Die Laderäume der Forward sind so riesig, daß man sich in ihnen eher verloren vorkommt, als daß Klaustrophobie aufkommen kann. Aber auch die Lade-räume der Beiboote können sich sehen lassen. Einige Frachtstücke, die zum Versand kommen, sind sehr groß, besonders Maschinen. Auf diesem Flug sollte in Botany Bay ein Westinghouse-Turbogenerator ausgeladen werden, der so groß war wie ein Haus.

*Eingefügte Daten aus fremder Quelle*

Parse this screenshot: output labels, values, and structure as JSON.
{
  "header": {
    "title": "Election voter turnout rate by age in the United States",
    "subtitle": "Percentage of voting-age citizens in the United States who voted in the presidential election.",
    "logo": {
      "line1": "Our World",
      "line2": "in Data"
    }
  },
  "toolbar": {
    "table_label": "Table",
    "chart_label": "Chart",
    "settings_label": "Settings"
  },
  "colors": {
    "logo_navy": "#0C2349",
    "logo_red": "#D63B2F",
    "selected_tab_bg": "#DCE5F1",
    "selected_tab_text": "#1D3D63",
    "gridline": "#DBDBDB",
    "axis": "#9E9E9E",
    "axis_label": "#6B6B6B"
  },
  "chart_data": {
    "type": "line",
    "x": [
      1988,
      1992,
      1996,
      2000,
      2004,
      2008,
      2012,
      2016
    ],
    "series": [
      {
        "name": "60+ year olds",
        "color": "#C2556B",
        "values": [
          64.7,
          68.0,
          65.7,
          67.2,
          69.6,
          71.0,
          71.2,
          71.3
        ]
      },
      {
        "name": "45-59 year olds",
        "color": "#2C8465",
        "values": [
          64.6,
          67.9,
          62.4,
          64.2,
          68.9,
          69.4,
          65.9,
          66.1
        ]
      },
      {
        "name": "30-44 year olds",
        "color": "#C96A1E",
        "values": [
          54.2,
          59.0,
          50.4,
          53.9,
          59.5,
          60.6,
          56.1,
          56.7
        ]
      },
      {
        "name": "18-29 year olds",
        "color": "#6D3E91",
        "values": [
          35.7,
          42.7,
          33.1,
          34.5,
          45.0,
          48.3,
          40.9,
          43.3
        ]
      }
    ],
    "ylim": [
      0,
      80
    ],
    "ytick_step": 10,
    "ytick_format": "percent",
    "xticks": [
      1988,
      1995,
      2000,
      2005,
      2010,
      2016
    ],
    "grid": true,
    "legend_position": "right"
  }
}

Ich fragte Tom, wie um alles in der Welt man denn dieses Ding vom Fleck bekommen wollte.
Er grinste. „Mit Schwarzer Magie.“ Vier seiner Frachtarbeiter legten ein Netz aus Metalldraht um das Gebilde und befestigen einen koffergroßen Metallkasten daran. Tom inspizierte die Anordnung und sagte: „In Ordnung — gebt Saft drauf!“
Der Führer der Gruppe gehorchte — und das metallene Ungetüm begann zu beben und hob sich um eine Winzigkeit. Ein tragbares Antigrav-Gerät, im Prinzip einem AAF-Antrieb ähnlich, doch nicht in eine Karosserie eingebaut, sondern offen anwendbar …

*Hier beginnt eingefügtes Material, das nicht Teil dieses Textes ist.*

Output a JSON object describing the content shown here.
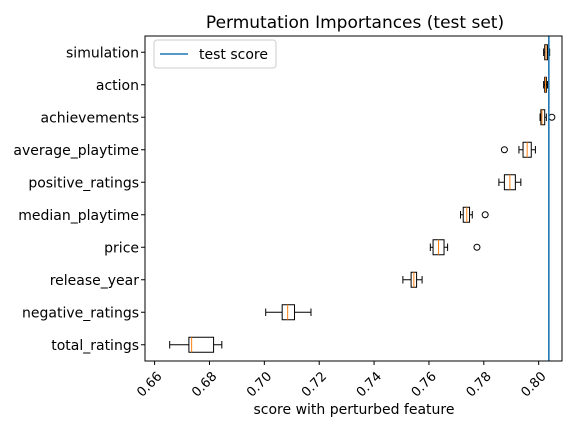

Mit äußerster Vorsicht wurden Seile und Hebel eingesetzt, um das riesige Frachtstück vorsichtig durch ein großes Luk in den Bauch des SteuerbordBootes zu bugsieren. Tom wies mich darauf hin, daß das riesige Monstrum zwar frei schwebe und von der künstlichen Schwerkraft des Schiffes abgekoppelt sei daß es aber dennoch in der Masse so träge sei wie vorher und einen Menschen so mühelos zermalmen könne, wie wir Menschen sonst ein Insekt zerquetschen. „Die Männer sind aufeinander angewiesen und müssen sich absolut aufeinander verlassen können. Ich bin für alles verantwortlich — aber es würde einem Toten nichts mehr nützen, wenn ich die Schuld auf mich nähme; sie müssen auf sich selbst und auf ihre Kollegen aufpassen.“
Seine eigentliche Aufgabe lag darin, zu überwa-chen, daß jedes Frachtstück planmäßig verladen und festgezurrt wurde, um sich bei ruckhafter Beschleunigung nicht loszureißen, außerdem mußte er darauf achten, daß auf beiden Seiten die riesigen Frachtluken wirklich vakuumdicht verriegelt wurden, sobald ein Ladevorgang abgeschlossen war.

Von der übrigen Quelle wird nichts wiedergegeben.